Even after many years of hacking up HTML pages it surprises me when I discover some new tricks. Or even better old tricks than now work how you expect them to! One of the great things about the forthcoming IE7 release (currently at "Release Candidate 1") is how it's adding a lot more consistent and correct support for CSS. Things like the hover attribute now work everywhere, not just on address links. Now if only Safari would implement the <label for="{id}>label text</label> I'd be happy (oh and if the CSS folks could trouble themselves to come up with a decent 'float:bottom;' type solution for site footers/copyrights that doesn't involve too much fiddling around).

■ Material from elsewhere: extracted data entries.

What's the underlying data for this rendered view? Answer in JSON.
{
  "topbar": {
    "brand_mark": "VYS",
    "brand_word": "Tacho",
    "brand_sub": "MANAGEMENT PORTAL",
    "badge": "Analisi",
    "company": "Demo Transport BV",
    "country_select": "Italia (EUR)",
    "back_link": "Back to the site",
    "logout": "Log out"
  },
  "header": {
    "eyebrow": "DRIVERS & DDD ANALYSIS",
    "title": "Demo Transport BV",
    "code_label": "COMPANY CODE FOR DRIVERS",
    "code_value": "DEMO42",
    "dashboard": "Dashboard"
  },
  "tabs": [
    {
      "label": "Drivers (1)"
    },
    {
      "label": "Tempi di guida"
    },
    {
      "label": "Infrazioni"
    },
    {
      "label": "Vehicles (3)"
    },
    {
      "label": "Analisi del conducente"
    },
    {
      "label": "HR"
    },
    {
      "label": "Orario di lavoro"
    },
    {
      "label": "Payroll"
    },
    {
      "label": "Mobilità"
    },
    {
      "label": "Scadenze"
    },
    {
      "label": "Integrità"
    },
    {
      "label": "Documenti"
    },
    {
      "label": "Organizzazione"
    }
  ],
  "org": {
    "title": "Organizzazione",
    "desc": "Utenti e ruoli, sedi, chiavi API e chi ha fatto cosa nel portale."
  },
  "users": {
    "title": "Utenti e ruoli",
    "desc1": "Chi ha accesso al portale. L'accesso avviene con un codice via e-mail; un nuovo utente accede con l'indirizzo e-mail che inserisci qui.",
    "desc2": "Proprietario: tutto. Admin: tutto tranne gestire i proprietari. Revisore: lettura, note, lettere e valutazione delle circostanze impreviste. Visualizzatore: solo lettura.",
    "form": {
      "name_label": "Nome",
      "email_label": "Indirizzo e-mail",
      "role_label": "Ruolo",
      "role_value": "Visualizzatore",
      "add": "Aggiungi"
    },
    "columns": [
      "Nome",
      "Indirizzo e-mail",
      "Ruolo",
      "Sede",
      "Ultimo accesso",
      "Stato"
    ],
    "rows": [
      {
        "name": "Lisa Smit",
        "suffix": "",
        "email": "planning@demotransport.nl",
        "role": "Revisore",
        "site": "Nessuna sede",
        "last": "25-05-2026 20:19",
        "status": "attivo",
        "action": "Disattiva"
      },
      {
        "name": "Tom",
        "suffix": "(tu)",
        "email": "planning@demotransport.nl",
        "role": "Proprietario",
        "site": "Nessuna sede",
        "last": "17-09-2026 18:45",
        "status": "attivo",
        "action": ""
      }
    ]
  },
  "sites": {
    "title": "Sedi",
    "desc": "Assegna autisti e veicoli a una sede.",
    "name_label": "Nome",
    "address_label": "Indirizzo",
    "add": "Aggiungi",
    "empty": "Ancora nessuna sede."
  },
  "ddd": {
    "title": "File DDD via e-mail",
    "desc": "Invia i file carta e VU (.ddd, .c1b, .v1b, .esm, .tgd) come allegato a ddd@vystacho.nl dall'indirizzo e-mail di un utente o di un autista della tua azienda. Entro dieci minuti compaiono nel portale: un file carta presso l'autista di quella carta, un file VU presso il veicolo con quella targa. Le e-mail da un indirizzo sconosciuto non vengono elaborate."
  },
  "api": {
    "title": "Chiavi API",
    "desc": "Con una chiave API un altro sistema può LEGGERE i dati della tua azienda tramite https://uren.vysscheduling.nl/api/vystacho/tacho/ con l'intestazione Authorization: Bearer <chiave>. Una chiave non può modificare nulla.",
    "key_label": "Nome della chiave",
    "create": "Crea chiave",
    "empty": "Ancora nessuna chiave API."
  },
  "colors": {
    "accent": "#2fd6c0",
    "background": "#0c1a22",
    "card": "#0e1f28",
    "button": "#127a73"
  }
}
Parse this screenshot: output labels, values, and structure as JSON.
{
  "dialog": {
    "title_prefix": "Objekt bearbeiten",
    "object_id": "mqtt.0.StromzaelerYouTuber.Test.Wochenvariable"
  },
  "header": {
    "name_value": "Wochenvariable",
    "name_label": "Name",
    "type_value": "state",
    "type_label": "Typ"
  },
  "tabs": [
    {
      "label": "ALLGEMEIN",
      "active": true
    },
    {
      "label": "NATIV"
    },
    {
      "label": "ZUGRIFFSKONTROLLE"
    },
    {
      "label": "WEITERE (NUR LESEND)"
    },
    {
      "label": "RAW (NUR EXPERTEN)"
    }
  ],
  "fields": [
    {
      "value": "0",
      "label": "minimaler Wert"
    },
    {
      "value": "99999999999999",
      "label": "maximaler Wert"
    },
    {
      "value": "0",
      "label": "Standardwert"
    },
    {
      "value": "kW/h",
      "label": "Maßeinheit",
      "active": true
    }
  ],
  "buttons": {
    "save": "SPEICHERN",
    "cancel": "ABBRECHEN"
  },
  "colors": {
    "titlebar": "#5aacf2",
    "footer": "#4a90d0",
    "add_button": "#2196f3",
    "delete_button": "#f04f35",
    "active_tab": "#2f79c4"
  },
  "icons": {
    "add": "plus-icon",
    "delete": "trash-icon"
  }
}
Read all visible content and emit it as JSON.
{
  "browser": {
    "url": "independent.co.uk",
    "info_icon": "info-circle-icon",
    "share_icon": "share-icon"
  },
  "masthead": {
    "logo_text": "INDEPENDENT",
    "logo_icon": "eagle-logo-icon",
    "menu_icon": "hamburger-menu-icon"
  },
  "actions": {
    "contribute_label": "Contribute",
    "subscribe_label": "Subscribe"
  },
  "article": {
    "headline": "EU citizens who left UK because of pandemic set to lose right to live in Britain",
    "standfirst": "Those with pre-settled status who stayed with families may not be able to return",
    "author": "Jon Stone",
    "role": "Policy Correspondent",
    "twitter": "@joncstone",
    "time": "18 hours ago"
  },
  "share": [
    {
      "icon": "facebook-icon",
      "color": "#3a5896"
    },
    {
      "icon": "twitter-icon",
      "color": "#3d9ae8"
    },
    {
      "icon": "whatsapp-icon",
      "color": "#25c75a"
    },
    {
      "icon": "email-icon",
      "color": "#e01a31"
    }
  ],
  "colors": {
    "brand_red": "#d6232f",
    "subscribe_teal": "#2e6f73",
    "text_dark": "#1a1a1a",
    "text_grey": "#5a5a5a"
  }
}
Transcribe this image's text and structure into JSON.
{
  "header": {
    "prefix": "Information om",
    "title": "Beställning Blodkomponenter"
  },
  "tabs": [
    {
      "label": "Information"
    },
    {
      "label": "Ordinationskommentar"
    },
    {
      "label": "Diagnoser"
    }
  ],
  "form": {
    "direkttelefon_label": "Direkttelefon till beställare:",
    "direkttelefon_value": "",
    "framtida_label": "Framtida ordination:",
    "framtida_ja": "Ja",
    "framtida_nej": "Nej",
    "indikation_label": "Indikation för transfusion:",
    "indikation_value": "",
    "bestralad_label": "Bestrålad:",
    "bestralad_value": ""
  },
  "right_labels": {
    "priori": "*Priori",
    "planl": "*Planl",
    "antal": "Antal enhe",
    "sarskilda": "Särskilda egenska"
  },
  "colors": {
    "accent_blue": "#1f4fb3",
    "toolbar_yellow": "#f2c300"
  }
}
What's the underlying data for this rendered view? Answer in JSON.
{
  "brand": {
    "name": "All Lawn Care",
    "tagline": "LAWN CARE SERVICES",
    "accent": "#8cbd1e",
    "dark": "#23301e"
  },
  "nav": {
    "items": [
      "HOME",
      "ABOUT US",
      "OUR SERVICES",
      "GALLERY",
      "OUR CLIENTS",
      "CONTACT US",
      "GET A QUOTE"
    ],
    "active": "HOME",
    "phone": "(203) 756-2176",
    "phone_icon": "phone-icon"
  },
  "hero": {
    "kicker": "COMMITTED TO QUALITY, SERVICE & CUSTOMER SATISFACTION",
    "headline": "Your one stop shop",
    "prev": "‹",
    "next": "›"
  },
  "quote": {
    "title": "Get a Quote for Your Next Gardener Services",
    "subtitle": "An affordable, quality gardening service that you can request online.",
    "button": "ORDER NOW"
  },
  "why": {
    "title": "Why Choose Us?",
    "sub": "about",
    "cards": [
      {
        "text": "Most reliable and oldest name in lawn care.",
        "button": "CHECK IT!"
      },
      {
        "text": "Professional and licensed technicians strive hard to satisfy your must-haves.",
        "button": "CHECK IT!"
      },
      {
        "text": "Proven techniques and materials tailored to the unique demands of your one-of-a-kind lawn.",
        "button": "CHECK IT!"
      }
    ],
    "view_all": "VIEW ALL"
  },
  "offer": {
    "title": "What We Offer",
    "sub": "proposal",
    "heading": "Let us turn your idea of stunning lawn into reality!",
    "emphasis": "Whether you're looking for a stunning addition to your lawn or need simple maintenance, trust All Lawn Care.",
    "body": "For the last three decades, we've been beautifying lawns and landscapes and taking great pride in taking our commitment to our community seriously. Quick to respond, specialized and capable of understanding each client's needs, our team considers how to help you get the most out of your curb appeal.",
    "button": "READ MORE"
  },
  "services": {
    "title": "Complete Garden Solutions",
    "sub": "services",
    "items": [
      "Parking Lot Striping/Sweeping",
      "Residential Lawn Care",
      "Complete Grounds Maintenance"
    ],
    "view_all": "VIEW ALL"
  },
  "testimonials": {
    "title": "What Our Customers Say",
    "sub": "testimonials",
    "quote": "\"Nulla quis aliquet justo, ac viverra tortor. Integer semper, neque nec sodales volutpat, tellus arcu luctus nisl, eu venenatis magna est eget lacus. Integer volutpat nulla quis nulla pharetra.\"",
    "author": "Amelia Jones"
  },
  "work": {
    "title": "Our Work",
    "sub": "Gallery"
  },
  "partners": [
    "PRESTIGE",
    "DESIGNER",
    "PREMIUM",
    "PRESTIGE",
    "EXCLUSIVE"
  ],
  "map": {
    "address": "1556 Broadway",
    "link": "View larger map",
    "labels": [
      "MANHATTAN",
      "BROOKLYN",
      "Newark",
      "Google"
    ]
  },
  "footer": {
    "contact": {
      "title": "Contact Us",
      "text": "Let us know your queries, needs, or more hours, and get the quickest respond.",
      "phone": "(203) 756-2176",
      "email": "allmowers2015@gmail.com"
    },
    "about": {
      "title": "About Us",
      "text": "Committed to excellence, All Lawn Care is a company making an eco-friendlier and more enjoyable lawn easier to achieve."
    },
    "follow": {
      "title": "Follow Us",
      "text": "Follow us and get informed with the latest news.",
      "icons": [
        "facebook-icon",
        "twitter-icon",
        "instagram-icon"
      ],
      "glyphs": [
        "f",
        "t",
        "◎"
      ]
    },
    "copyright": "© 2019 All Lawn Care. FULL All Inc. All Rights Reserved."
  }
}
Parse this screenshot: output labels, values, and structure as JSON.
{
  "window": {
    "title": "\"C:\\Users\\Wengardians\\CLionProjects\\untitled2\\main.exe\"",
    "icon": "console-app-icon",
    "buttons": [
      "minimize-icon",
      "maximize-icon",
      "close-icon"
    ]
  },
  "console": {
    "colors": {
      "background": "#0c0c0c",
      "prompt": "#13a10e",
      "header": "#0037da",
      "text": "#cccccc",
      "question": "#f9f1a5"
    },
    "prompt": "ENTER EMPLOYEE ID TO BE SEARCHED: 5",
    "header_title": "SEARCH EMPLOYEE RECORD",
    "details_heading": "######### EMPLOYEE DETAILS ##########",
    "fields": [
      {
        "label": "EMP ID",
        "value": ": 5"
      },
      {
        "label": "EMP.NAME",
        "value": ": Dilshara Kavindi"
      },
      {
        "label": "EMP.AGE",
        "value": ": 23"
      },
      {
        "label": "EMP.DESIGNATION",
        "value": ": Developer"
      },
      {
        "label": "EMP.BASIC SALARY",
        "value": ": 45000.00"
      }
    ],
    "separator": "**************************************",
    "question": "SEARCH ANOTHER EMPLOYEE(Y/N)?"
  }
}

Anyway, I digress. The two old yet new goodies I found (while, as usual, hunting for something totally unrelated) are firstly the <optgroup> sub-element for a <select>... it allows you to group related items together while not itself being selectable

<select>
	<optgroup label="Sites">
		<option value="s01">BigBrother</option>
		<option value="s02">ClubAV</option>
		<option value="s03">AMD Means Business</option>
	</optgroup>
	<optgroup label="Clients">
		<option value="ess">Endemol Southern Star</option>
		<option value="csa">Cat Savard Advertising</option>
		<option value="zzarg">Zzarg Advertising</option>
	</optgroup>
</select>
appears in the browser as:

 

The next discovery is the <fieldset><legend> pairing. This allows you to create a block of related fields with a common boundary. And it's stylable with CSS. In fact, with the new IE7 style capabilities you can even change the look when it has focus

Log In:

So how did we create this? First of all the basic HTML
<fieldset>
	<legend>Log In:</legend>
	<label for="un">User Name:</label> <input id="un"> 
	<label for="pw">Password:</label> <input id="pw" size="10">
</fieldset>
and then some simple stylesheet magic
<style>
fieldset {
	width: 450px;
	border-top: 1px solid #efefef;
	border-left: 1px solid #efefef;
	border-bottom: 1px solid #cccccc;
	border-right: 1px solid #cccccc;
	padding: 1em 1em 1em 1.5em;
}
fieldset:hover {
      border: 1px solid #ABC2EC;
    }
</style>

 

It all goes to show... you can teach an old dog new tricks. And it's even better when the tricks are actually old ones, that now just happen to work fine!